I also liked that it blinks to remind me each night that I need to floss. That said, the fact that Flosstime is stuck to the mirror, it’s not like you can ignore it. But the blinking LED does help drive home the fact that it’s waiting for you to press the button to dispense floss.
I also like that this isn’t an IoT device. You don’t need to pair it with your phone or WiFi to use it.
What I don’t like
My bathroom is tiny and as such, the vanity mirror isn’t that large. Flosstime blocks a 4×4 inch area of the mirror and sticks out about 2 inches.
It’s just another device that I have to feed batteries.
It uses proprietary floss cartridges that are more expensive than popular floss cartridges.
When it comes to building a daily flossing habit, Flosstime will easily do that for you with its built-in reminder LEDs. It’s also “fun” to press the button and have a perfect strand of floss spool out. But I have a strong feeling that the first time I run out of floss or the batteries die, I’ll stop using it because at that point it becomes a nuisance gadget instead of a useful gadget.

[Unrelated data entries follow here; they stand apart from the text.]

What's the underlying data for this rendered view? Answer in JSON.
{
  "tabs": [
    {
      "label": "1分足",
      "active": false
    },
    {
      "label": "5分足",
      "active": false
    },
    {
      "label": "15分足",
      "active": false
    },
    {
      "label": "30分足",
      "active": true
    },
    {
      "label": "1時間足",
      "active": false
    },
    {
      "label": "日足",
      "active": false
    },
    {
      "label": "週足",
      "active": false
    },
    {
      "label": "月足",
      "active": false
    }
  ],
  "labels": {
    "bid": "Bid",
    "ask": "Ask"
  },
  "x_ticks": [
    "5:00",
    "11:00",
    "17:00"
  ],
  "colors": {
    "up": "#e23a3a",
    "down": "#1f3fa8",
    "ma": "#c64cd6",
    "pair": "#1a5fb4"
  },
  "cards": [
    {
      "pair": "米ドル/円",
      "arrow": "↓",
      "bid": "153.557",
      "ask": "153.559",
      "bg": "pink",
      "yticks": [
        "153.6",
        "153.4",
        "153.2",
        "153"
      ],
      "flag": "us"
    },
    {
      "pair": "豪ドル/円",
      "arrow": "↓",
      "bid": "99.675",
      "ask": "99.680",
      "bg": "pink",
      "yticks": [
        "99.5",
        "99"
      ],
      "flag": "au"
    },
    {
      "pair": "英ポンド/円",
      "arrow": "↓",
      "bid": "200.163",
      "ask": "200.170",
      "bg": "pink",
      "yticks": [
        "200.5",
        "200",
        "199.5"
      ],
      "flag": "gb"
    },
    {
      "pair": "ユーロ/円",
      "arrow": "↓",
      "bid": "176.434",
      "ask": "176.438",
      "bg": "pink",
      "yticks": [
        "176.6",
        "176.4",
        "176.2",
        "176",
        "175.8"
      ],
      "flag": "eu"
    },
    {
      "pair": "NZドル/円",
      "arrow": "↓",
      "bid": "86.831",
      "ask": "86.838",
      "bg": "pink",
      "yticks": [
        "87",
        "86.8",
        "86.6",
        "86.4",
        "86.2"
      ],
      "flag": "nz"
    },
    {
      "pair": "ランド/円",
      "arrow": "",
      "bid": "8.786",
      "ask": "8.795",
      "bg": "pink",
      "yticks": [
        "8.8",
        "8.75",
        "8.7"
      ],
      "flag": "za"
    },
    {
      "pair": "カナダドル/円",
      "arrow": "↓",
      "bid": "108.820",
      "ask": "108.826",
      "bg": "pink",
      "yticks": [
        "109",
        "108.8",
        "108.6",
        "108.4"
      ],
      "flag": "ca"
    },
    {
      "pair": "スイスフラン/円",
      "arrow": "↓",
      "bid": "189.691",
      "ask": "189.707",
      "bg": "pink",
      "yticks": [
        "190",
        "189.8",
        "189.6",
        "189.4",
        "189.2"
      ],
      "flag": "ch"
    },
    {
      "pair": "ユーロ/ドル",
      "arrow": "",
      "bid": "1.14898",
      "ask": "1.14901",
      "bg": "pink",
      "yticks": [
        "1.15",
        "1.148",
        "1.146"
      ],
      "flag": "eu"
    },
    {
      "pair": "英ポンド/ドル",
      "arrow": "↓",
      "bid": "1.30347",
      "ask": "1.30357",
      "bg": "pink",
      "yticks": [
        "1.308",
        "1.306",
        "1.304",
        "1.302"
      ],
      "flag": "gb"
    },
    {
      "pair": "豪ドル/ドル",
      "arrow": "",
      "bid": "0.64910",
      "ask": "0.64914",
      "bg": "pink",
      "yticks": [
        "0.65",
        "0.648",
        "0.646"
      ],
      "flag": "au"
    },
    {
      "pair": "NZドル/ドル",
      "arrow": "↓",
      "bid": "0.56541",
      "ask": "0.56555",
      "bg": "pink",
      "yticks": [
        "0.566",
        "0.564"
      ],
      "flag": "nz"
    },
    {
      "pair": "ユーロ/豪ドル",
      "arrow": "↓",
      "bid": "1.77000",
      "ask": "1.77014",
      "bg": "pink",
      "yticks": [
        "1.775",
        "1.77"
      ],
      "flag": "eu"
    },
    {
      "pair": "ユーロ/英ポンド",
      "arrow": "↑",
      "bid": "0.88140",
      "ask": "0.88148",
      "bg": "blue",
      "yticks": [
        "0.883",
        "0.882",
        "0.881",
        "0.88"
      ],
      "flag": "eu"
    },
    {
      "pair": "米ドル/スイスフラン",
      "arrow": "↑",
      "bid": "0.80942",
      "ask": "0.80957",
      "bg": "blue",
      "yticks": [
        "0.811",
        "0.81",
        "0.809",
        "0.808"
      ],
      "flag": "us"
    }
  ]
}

In my opinion, a better flossing reminder gadget would be a small stick-on module that has LEDs that blink if you haven’t flossed in the last 22 hours. That’s really all I need to help me build a habit because I can open the medicine cabinet and use my existing (and less expensive) floss.
Although I’m not a huge fan of this device, I’m still using it because – free floss. That said, after using this device for a few months, I’ve discovered a couple quirks worth mentioning.
First of all, the floss has gotten wrapped around the internal gears/mechanism a couple of times which required me to take it apart to fix it. Not a huge deal, but it did cause me to waste a few feet of floss to fix it.
Another quirk is that the LED notification starts blinking the next day around the same time you used it the day before. That means if you go to bed at different times each night or weekdays vs. weekend days, you might not notice the blinking notification.
The weirdest quirk that I’ve noticed so far is that the Flosstime will automatically eject floss in the middle of the night. The first time this happened, it woke me up because the noise reminds me of my Kevo lock on the front door and I thought the lock had been activated. I lay there for awhile listening for more sounds but didn’t hear anything and thought I had dreamt it. The next morning I went into the bathroom which is next to the bedroom and noticed that there was floss hanging down from the Flosstime. I thought it was a one time fluke until it happened again last night. This time it didn’t wake me up, but it woke Jeanne who also had the same thought that someone was trying to get into the house.
Oh, there’s one more quirk… sometimes the cutter doesn’t cut the floss and you end up pulling out way more floss than you need as you’re trying to cut it. Or it partially cuts the floss and it separates into threads that ravel as you pull on it.